Zijn de klachten niet minder na de injectie dan betekent het niet perse dat er niets aan de hand is met de heup. Hoe lang de injectie effect heeft, verschilt per persoon en is ook deels afhankelijk van het ingespoten middel. Het varieert van enkele uren tot een aantal maanden.
De klachten bij FAI worden vooral veroorzaakt door irritatie van het labrum, een kraakbeenachtige ring aan de rand van de heupkom. Iedere keer dat de femurhals de rand van de kom raakt, wordt het labrum onder druk gezet. Naarmate dit vaker gebeurt, ontstaat irritatie van het labrum en soms ook beschadiging.

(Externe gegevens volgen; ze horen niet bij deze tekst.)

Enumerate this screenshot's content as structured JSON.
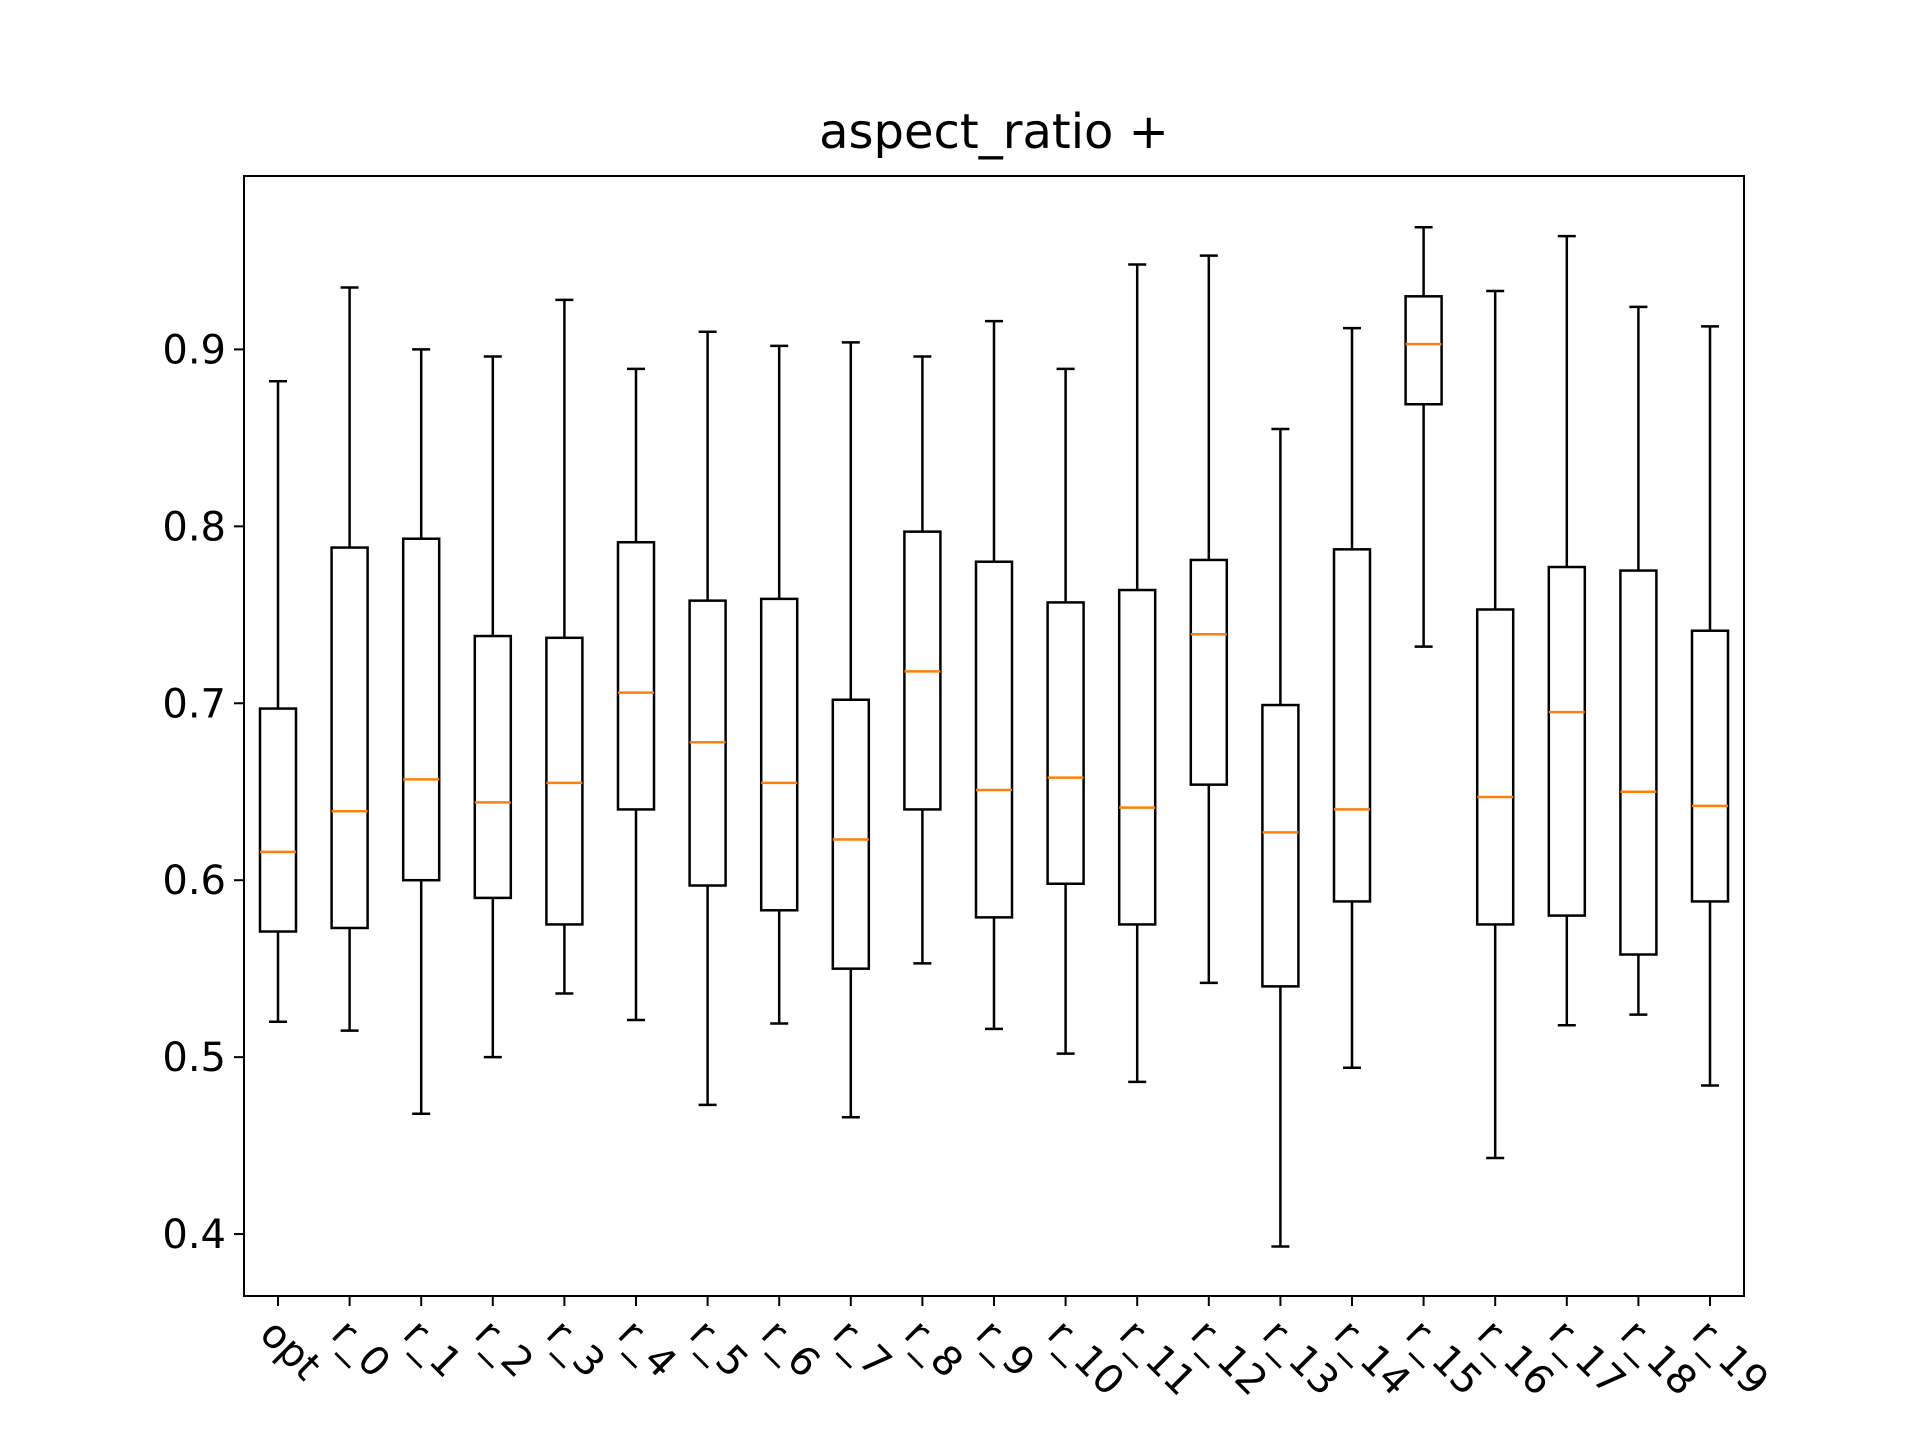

Daardoor kan het zijn dat in het begin de pijnklachten alleen optreden bij het maken van een beweging die het impingement veroorzaakt. Door de beweging te vermijden, neemt de pijn weer af. Naarmate het labrum vaker onder druk wordt gezet, duurt het langer voor de irritatie afneemt. Tot er een moment komt dat de klachten niet meer overgaan met rust.
FAI gaat meestal gepaard met pijn in de lies. De pijn kan stekend/scherp zijn als een beweging wordt gemaakt waarbij de heup aanloopt, maar ook zeurende pijn diep in de lies komt voor. Lang voorovergebogen of in een diepe stoel zitten, hurken, schoenen aantrekken, traplopen en andere bewegingen waarbij de heup wordt gebogen, kunnen de pijn opwekken.
Ook slotklachten, pijnlijke knakken in de lies en een instabiel gevoel tijdens het sporten kunnen voorkomen bij FAI.
Soms is de pijn aan te wijzen met het ‘C-teken’: hierbij wordt de duim in de liesplooi gelegd terwijl de wijsvinger langs het been naar achter steekt. Bij de linkerhand vormen duim en wijsvinger een C, vandaar de naam.
Bij ‘posterior impingement’ zit de pijn vooral aan de achterkant van de heup, in de bil.
Naarmate de klachten langer duren, kan het zijn dat de heup stijver wordt en het been minder goed naar binnen kan worden gedraaid.